Sitaro Tanggap Darurat Bencana Hingga 18 Januari

Ilustrasi: Banjir bandang melanda sejumlah permukiman di Pulau Siau, Kabupaten Kepulauan Siau-Tagulandang-Biaro (Sitaro), Sulawesi Utara. ANTARA/Stenly Gaghunting

Sitaro Tanggap Darurat Bencana Hingga 18 Januari

Silvana Febiari • 7 January 2026 09:10

Sitaro: Badan Nasional Penanggulangan Bencana (BNPB) memastikan status tanggap darurat bencana telah diberlakukan di Kabupaten Kepulauan Siau, Tagulandang, dan Biaro (Sitaro), Sulawesi Utara (Sulut), menyusul banjir bandang yang melanda wilayah tersebut. Status tanggap darurat bencana hidrometeorologi ini berlaku selama 14 hari, terhitung mulai 5-18 Januari 2026.

"Penetapan status tersebut tertuang dalam Keputusan Bupati Kabupaten Kepulauan Sitaro Nomor 1/2026 dan menjadi dasar percepatan penanganan darurat di wilayah terdampak," kata Kepala Pusat Data, Informasi dan Komunikasi Kebencanaan BNPB Abdul Muhari, dikutip dari Antara, Rabu, 7 Januari 2026.

Abdul menyampaikan hingga saat ini kondisi di lapangan masih dalam penanganan intensif.

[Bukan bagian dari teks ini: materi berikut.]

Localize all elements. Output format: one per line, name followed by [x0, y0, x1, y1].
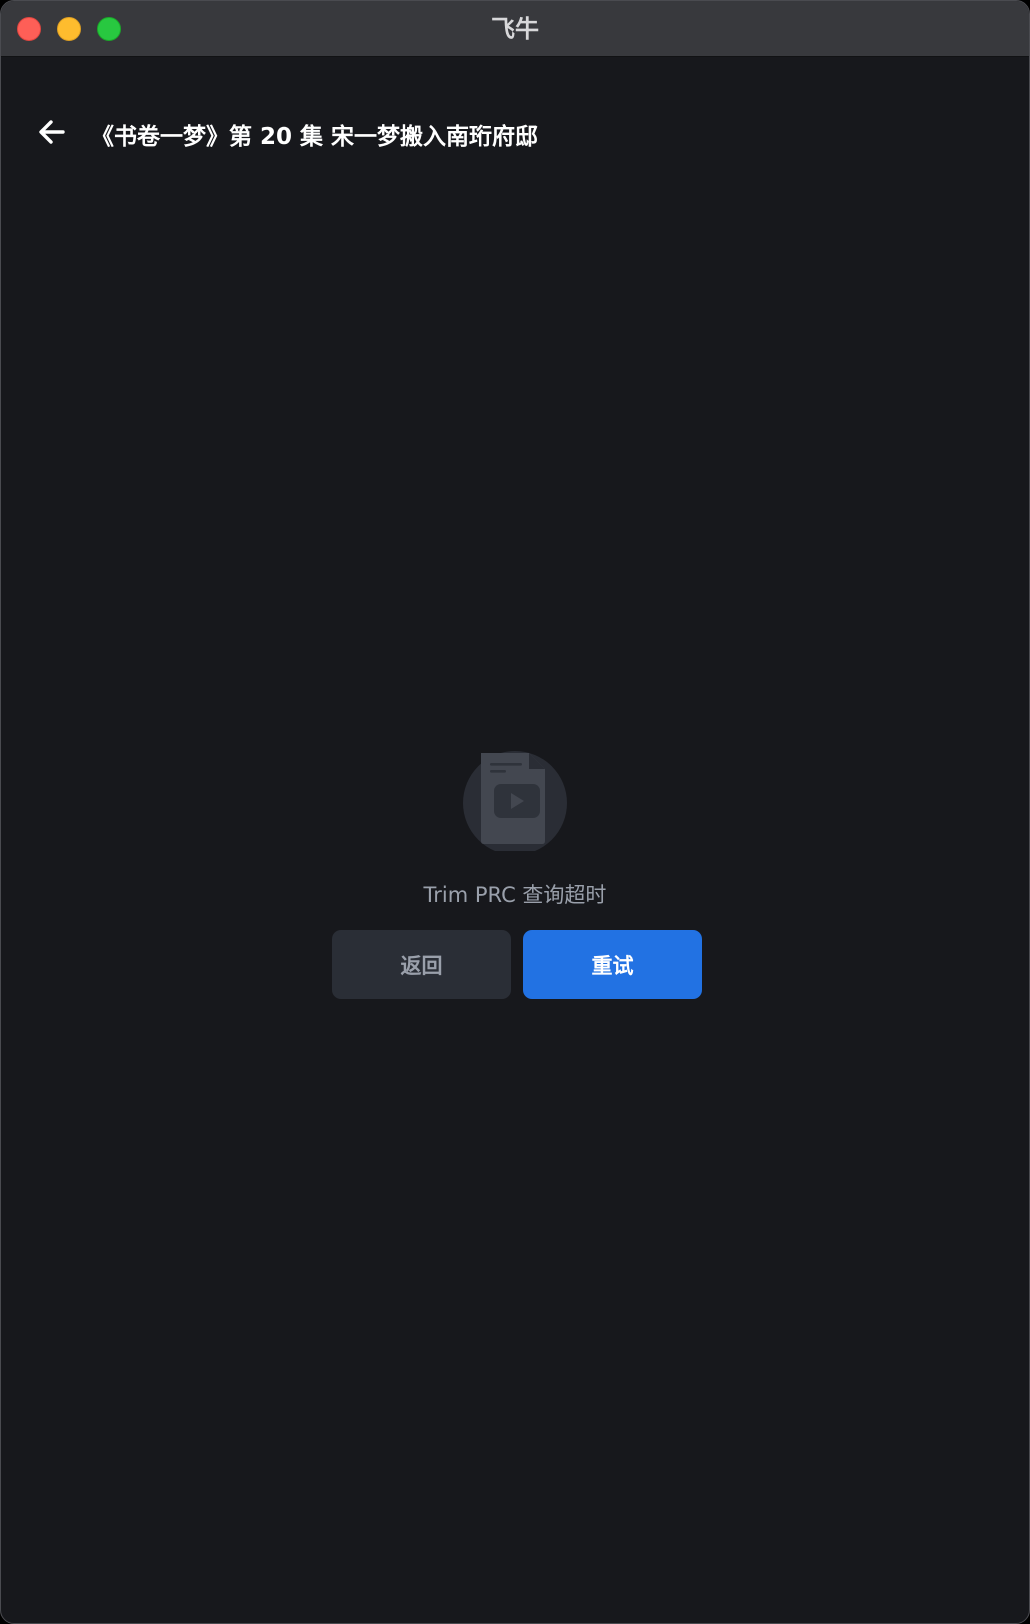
- back-button[interactable]: 返回: [332, 930, 511, 999]
- arrow-left-icon[interactable]: [35, 115, 69, 149]
- page-title: 《书卷一梦》第 20 集 宋一梦搬入南珩府邸: [91, 124, 539, 150]
- window-title: 飞牛: [491, 15, 539, 43]
- error-message: Trim PRC 查询超时: [423, 883, 607, 907]
- page-header: 《书卷一梦》第 20 集 宋一梦搬入南珩府邸: [1, 101, 1029, 165]
- video-file-icon: [463, 751, 567, 851]
- title-bar[interactable]: 飞牛: [1, 1, 1029, 57]
- app-window: 飞牛 《书卷一梦》第 20 集 宋一梦搬入南珩府邸 Trim PRC 查询超时 …: [0, 0, 1030, 1624]
- retry-button[interactable]: 重试: [523, 930, 702, 999]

Pihaknya mempriorotaskan pencarian korban hilang serta pemenuhan kebutuhan dasar masyarakat terdampak bencana.
 


Pusat Pengendalian Operasi (Pusdalops) BNPB mengkonfirmasi setidaknya 16 orang meninggal dunia dan tiga orang dilaporkan masih hilang per Selasa, 6 Januari 2026. Proses pencarian terus dilakukan tim gabungan.

"BNPB mencatat banjir bandang dipicu hujan berintensitas tinggi yang mengguyur wilayah tersebut sejak dini hari, menyebabkan sungai meluap secara tiba-tiba sekitar pukul 02.30 WITA dan berdampak pada empat kecamatan, yakni Siau Timur, Siau Tengah, Siau Barat, dan Siau Barat Selatan," jelas Abdul.


Polisi menggunakan anjing pelacak mencari korban hilang akibat banjir bandang di Pulau Siau, Kabupaten Sitaro, Selasa, 6 Januari 2026. ANTARA/Stenly Gaghunting


Menurut Abdul, ratusan warga dari wilayah terdampak terpaksa mengungsi ke tempat yang lebih aman dalam pendampingan tim petugas gabungan. Data sementara mencatat sekitar 682 jiwa mengungsi, sementara lima korban meninggal telah teridentifikasi dan identitas korban lainnya masih dalam proses identifikasi.

Sebanyak 22 orang warga mendapatkan perawatan di puskesmas setempat. Sementara dua orang dirujuk ke rumah sakit di Kota Manado untuk penanganan medis lanjutan akibat luka yang mereka alami.

Selain itu, tujuh rumah warga juga dilaporkan hanyut dan lebih dari 120 rumah rusak ringan hingga berat. Kerusakan juga terjadi pada akses jalan serta sejumlah bangunan dan infrastruktur.